If the dog wants to interact with your child, then your child should gently stroke the dog’s chest or behind the ear closest to them – never reach over the top of the dog’s head. Ask your child to do this five times and to stop for a few seconds. The dog will surely let you know if he wants more.
Teach your child to look out for stress signals. If the dog’s showing any of these signs then your child must stop touching the dog:
- Licking of the lips
- Looking away
- Ears back
- Lifting of the paw
- Tail tucked under
- Whale eye (showing the whites of the eye)
If you don’t know the dog
If your child is approached by an unknown dog then educate your child to stand silently still with their arms crossed – staring at the floor until the dog goes away. You must be ready to intervene if you feel even slightly unsure about the situation.
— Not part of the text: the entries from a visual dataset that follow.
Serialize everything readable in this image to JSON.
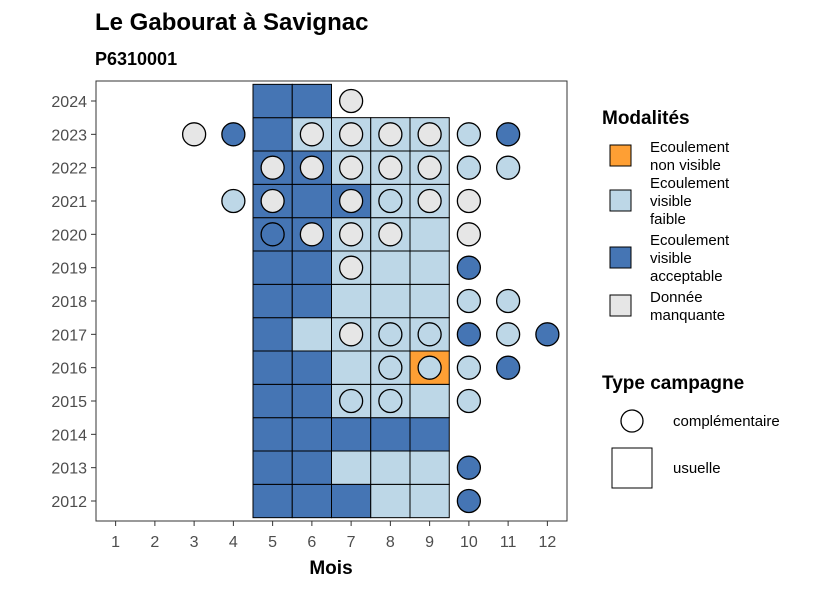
{
  "chart_data": {
    "type": "heatmap",
    "title": "Le Gabourat à Savignac",
    "subtitle": "P6310001",
    "xlabel": "Mois",
    "ylabel": "",
    "x_ticks": [
      1,
      2,
      3,
      4,
      5,
      6,
      7,
      8,
      9,
      10,
      11,
      12
    ],
    "y_ticks": [
      2012,
      2013,
      2014,
      2015,
      2016,
      2017,
      2018,
      2019,
      2020,
      2021,
      2022,
      2023,
      2024
    ],
    "xlim": [
      0.5,
      12.5
    ],
    "ylim": [
      2011.4,
      2024.6
    ],
    "grid": false,
    "legend_position": "right",
    "categories": {
      "non_visible": {
        "label": "Ecoulement non visible",
        "color": "#fe9f34"
      },
      "faible": {
        "label": "Ecoulement visible faible",
        "color": "#bdd7e7"
      },
      "acceptable": {
        "label": "Ecoulement visible acceptable",
        "color": "#4575b4"
      },
      "manquante": {
        "label": "Donnée manquante",
        "color": "#e6e6e6"
      }
    },
    "legend_modalites": {
      "title": "Modalités",
      "entries": [
        {
          "key": "non_visible",
          "lines": [
            "Ecoulement",
            "non visible"
          ]
        },
        {
          "key": "faible",
          "lines": [
            "Ecoulement",
            "visible",
            "faible"
          ]
        },
        {
          "key": "acceptable",
          "lines": [
            "Ecoulement",
            "visible",
            "acceptable"
          ]
        },
        {
          "key": "manquante",
          "lines": [
            "Donnée",
            "manquante"
          ]
        }
      ]
    },
    "legend_campagne": {
      "title": "Type campagne",
      "entries": [
        {
          "shape": "circle",
          "label": "complémentaire"
        },
        {
          "shape": "square",
          "label": "usuelle"
        }
      ]
    },
    "usuelle": [
      {
        "year": 2012,
        "values": {
          "5": "acceptable",
          "6": "acceptable",
          "7": "acceptable",
          "8": "faible",
          "9": "faible"
        }
      },
      {
        "year": 2013,
        "values": {
          "5": "acceptable",
          "6": "acceptable",
          "7": "faible",
          "8": "faible",
          "9": "faible"
        }
      },
      {
        "year": 2014,
        "values": {
          "5": "acceptable",
          "6": "acceptable",
          "7": "acceptable",
          "8": "acceptable",
          "9": "acceptable"
        }
      },
      {
        "year": 2015,
        "values": {
          "5": "acceptable",
          "6": "acceptable",
          "7": "faible",
          "8": "faible",
          "9": "faible"
        }
      },
      {
        "year": 2016,
        "values": {
          "5": "acceptable",
          "6": "acceptable",
          "7": "faible",
          "8": "faible",
          "9": "non_visible"
        }
      },
      {
        "year": 2017,
        "values": {
          "5": "acceptable",
          "6": "faible",
          "7": "faible",
          "8": "faible",
          "9": "faible"
        }
      },
      {
        "year": 2018,
        "values": {
          "5": "acceptable",
          "6": "acceptable",
          "7": "faible",
          "8": "faible",
          "9": "faible"
        }
      },
      {
        "year": 2019,
        "values": {
          "5": "acceptable",
          "6": "acceptable",
          "7": "faible",
          "8": "faible",
          "9": "faible"
        }
      },
      {
        "year": 2020,
        "values": {
          "5": "acceptable",
          "6": "acceptable",
          "7": "faible",
          "8": "faible",
          "9": "faible"
        }
      },
      {
        "year": 2021,
        "values": {
          "5": "acceptable",
          "6": "acceptable",
          "7": "acceptable",
          "8": "faible",
          "9": "faible"
        }
      },
      {
        "year": 2022,
        "values": {
          "5": "acceptable",
          "6": "acceptable",
          "7": "faible",
          "8": "faible",
          "9": "faible"
        }
      },
      {
        "year": 2023,
        "values": {
          "5": "acceptable",
          "6": "faible",
          "7": "faible",
          "8": "faible",
          "9": "faible"
        }
      },
      {
        "year": 2024,
        "values": {
          "5": "acceptable",
          "6": "acceptable"
        }
      }
    ],
    "complementaire": [
      {
        "year": 2012,
        "values": {
          "10": "acceptable"
        }
      },
      {
        "year": 2013,
        "values": {
          "10": "acceptable"
        }
      },
      {
        "year": 2015,
        "values": {
          "7": "faible",
          "8": "faible",
          "10": "faible"
        }
      },
      {
        "year": 2016,
        "values": {
          "8": "faible",
          "9": "faible",
          "10": "faible",
          "11": "acceptable"
        }
      },
      {
        "year": 2017,
        "values": {
          "7": "manquante",
          "8": "faible",
          "9": "faible",
          "10": "acceptable",
          "11": "faible",
          "12": "acceptable"
        }
      },
      {
        "year": 2018,
        "values": {
          "10": "faible",
          "11": "faible"
        }
      },
      {
        "year": 2019,
        "values": {
          "7": "manquante",
          "10": "acceptable"
        }
      },
      {
        "year": 2020,
        "values": {
          "5": "acceptable",
          "6": "manquante",
          "7": "manquante",
          "8": "manquante",
          "10": "manquante"
        }
      },
      {
        "year": 2021,
        "values": {
          "4": "faible",
          "5": "manquante",
          "7": "manquante",
          "8": "faible",
          "9": "manquante",
          "10": "manquante"
        }
      },
      {
        "year": 2022,
        "values": {
          "5": "manquante",
          "6": "manquante",
          "7": "manquante",
          "8": "manquante",
          "9": "manquante",
          "10": "faible",
          "11": "faible"
        }
      },
      {
        "year": 2023,
        "values": {
          "3": "manquante",
          "4": "acceptable",
          "6": "manquante",
          "7": "manquante",
          "8": "manquante",
          "9": "manquante",
          "10": "faible",
          "11": "acceptable"
        }
      },
      {
        "year": 2024,
        "values": {
          "7": "manquante"
        }
      }
    ]
  }
}
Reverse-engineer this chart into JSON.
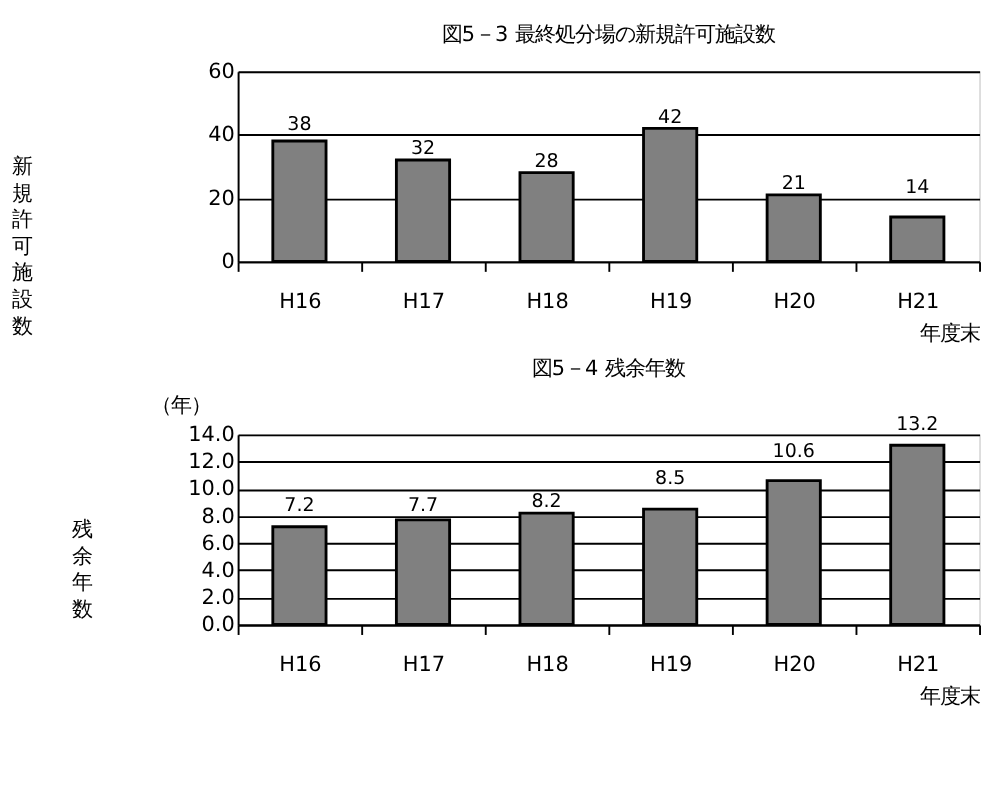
{
  "chart_data": [
    {
      "type": "bar",
      "title": "図5－3  最終処分場の新規許可施設数",
      "ylabel": "新規許可施設数",
      "xlabel": "年度末",
      "categories": [
        "H16",
        "H17",
        "H18",
        "H19",
        "H20",
        "H21"
      ],
      "values": [
        38,
        32,
        28,
        42,
        21,
        14
      ],
      "color": "#808080",
      "ylim": [
        0,
        60
      ],
      "yticks": [
        0,
        20,
        40,
        60
      ],
      "grid": "y",
      "data_labels": true
    },
    {
      "type": "bar",
      "title": "図5－4  残余年数",
      "ylabel": "残余年数",
      "xlabel": "年度末",
      "annotations": [
        "（年）"
      ],
      "categories": [
        "H16",
        "H17",
        "H18",
        "H19",
        "H20",
        "H21"
      ],
      "values": [
        7.2,
        7.7,
        8.2,
        8.5,
        10.6,
        13.2
      ],
      "color": "#808080",
      "ylim": [
        0,
        14
      ],
      "yticks": [
        {
          "value": 0,
          "label": "0.0"
        },
        {
          "value": 2,
          "label": "2.0"
        },
        {
          "value": 4,
          "label": "4.0"
        },
        {
          "value": 6,
          "label": "6.0"
        },
        {
          "value": 8,
          "label": "8.0"
        },
        {
          "value": 10,
          "label": "10.0"
        },
        {
          "value": 12,
          "label": "12.0"
        },
        {
          "value": 14,
          "label": "14.0"
        }
      ],
      "grid": "y",
      "data_labels": true
    }
  ]
}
- Children should never be left alone with a dog, even a family dog.
- Always allow your dog to have a safe, quiet space in the home away from children where they can go if they feel uncomfortable or unsettled.
- Never punish your dog for growling – it’s their way of communicating they’re uncomfortable with the situation and need to be left alone immediately.
- Children need to understand that petting a dog is a privilege, not a right.